E Alan di rimando: «Tu Giovanni fai così? Allora io mi metto di sotto, con la mia capocchia, a vedere come fa la farina a cadere giù nel trògolo: sarà il mio divertimento.

Perché, parola mia, anch’io sono della tua razza, e di mulini non me ne intendo, come te».

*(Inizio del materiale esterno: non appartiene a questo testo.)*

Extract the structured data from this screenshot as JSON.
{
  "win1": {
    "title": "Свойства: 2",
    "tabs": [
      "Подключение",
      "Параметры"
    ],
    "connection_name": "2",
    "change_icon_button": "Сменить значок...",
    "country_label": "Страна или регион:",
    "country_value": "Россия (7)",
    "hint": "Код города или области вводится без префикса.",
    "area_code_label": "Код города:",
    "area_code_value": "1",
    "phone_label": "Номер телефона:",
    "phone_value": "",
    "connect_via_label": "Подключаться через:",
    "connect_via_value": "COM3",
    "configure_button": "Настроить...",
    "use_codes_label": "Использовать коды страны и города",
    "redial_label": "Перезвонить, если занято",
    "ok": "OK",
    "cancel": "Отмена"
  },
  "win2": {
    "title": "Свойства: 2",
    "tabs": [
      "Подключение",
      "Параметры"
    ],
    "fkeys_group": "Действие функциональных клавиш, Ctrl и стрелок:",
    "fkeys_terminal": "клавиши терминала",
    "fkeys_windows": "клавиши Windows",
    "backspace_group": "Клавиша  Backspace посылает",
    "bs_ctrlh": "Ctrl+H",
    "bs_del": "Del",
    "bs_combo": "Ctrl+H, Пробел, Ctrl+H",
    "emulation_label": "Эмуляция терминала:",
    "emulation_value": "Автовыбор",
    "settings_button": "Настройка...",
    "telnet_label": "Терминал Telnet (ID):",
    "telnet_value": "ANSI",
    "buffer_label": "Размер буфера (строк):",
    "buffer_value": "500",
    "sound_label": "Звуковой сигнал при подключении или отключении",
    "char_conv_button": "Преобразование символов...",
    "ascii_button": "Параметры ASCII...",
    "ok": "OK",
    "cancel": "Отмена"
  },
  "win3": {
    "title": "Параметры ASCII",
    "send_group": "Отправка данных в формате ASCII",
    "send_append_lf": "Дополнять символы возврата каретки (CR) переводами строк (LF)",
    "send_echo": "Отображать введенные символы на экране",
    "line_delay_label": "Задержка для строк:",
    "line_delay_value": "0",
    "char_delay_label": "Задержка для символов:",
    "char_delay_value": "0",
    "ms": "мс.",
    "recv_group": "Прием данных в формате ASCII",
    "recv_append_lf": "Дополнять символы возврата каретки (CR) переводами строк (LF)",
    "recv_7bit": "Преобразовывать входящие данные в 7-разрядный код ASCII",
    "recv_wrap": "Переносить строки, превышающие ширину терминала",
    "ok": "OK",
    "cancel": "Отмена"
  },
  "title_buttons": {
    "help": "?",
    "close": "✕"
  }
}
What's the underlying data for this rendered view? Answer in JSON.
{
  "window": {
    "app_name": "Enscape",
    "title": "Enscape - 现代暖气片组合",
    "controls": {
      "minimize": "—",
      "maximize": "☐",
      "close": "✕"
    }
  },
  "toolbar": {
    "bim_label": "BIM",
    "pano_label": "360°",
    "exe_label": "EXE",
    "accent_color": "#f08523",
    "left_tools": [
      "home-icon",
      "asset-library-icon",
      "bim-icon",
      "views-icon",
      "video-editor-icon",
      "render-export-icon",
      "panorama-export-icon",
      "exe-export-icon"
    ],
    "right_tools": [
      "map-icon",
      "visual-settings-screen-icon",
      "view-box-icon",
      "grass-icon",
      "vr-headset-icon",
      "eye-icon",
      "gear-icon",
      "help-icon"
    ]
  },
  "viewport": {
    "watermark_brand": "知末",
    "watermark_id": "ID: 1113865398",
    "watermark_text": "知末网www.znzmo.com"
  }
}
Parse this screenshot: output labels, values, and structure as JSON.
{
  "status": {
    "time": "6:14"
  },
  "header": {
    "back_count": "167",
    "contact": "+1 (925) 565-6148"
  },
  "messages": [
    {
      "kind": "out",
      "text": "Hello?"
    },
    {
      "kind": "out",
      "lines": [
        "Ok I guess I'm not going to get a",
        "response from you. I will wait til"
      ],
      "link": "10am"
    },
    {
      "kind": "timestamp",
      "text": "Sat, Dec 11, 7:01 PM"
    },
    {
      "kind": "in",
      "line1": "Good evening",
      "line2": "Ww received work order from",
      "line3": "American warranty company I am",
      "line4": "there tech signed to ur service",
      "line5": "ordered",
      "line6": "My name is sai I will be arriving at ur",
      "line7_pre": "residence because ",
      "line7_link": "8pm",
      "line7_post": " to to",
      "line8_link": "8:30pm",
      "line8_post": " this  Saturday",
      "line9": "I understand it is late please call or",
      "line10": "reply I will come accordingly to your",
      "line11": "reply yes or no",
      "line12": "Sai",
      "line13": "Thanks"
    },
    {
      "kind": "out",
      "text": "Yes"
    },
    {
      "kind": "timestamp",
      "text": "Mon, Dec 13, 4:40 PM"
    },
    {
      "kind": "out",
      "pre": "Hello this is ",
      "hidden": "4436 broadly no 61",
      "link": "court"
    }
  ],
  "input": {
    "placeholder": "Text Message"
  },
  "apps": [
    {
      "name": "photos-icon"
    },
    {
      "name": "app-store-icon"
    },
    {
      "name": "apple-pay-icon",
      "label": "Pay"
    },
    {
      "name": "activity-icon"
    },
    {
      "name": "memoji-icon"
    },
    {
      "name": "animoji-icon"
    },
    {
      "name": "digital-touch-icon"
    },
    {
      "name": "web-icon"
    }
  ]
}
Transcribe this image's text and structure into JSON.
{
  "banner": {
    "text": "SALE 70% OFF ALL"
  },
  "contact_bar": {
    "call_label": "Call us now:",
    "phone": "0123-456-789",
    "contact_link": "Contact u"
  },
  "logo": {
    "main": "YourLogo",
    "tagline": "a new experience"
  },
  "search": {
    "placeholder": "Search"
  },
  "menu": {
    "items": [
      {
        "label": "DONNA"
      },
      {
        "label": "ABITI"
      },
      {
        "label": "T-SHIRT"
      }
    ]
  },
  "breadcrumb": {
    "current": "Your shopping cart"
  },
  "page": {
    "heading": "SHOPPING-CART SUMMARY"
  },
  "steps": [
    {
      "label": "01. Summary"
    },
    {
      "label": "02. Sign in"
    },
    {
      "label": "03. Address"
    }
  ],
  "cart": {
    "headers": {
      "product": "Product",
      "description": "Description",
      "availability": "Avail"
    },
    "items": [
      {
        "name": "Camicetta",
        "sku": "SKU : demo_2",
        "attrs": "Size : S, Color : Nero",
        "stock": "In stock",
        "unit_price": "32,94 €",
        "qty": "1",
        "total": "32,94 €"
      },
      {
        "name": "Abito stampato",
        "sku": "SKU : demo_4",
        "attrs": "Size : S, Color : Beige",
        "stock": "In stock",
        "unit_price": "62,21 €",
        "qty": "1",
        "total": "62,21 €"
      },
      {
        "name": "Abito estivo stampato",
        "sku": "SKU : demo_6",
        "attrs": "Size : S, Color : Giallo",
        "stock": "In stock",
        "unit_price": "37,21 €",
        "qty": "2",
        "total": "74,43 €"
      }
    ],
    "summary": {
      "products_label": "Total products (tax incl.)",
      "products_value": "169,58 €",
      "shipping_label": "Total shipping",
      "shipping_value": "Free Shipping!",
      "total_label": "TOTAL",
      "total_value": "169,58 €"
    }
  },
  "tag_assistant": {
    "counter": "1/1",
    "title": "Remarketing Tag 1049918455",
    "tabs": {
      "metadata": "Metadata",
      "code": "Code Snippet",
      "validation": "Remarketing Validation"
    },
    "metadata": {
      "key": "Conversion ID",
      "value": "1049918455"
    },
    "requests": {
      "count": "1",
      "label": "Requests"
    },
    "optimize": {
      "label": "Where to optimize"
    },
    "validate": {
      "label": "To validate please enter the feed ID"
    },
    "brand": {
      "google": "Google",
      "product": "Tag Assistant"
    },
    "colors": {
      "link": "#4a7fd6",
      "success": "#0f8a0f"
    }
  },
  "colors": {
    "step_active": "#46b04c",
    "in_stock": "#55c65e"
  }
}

Il mugnaio sorrise a mezza bocca per questa loro fissazione, e pensò: ‘Tutto ciò non ha che uno scopo. Loro credono che nessuno riesca ad imbrogliarli, e invece io, mi venga un po’ di bene, li metterò nel sacco con tutta la loro astuzia e la loro filosofia. Più loro faranno i furbi, più io li deruberò quando sarà ora. Invece di farina, avranno della crusca! ‘Val più la pratica che la grammatica’, come disse quella volta la cavalla al lupo… (5) Di tutta la loro istruzione non m’importa un cavolo!’.

Aspettò il momento buono, e poi uscì quatto quatto dalla porta. Cerca di qua e cerca di là, trovò il cavallo degli studenti legato dietro il mulino, sotto una pergola: s’avvicinò bel bello all’animale e in un attimo gli slacciò la briglia. Appena il cavallo si sentì slegato, si mise a correre, e via… nitrendo per boschi e per radure verso lo stagno, dove scorrazzavano libere alcune cavalle.

Senza dire una parola, il mugnaio se ne tornò in casa e si mise al suo lavoro scherzando con gli studenti sul più e sul meno, finché il grano non fu bell’e macinato. Appena la farina fu insaccata e legata, Giovanni uscì e trovò che il cavallo non c’era più: «Aiuto!

poveri noi!» si mise a gridare «il nostro cavallo è sparito! Alan, per le ossa di Dio, muoviti! Vieni, amico mio, presto! Ahimè, è sparito il cavallo del rettore!».

Alan si scordò di tutto, farina e grano, e tutta la sua economia gli passò di mente: «Ma come? da che parte è andato?» si mise a gridare.

Saltò fuori di corsa la moglie del mugnaio. Disse: «Caspita! Il vostro cavallo se n’è andato correndo a più non posso dalle cavalle laggiù allo stagno. Accidenti alla mano di chi l’ha legato… bisognava allacciare meglio quelle redini!».

«Ahimè,» disse Giovanni «per tutti i triboli di Cristo, Alan, posa giù quella spada come faccio io! Dobbiamo alzare i tacchi, perdio, come capretti! Corpo di Dio, vedrai che a tutti e due non ci scapperà! Anche tu, perché non l’hai messa dentro la stalla, quella rozza! Diamine, Alan, sei proprio un lasagnone, perdio!»

E quegl’ingenui di studenti, tanto Alan che Giovanni, si precipitarono a tutta velocità verso lo stagno.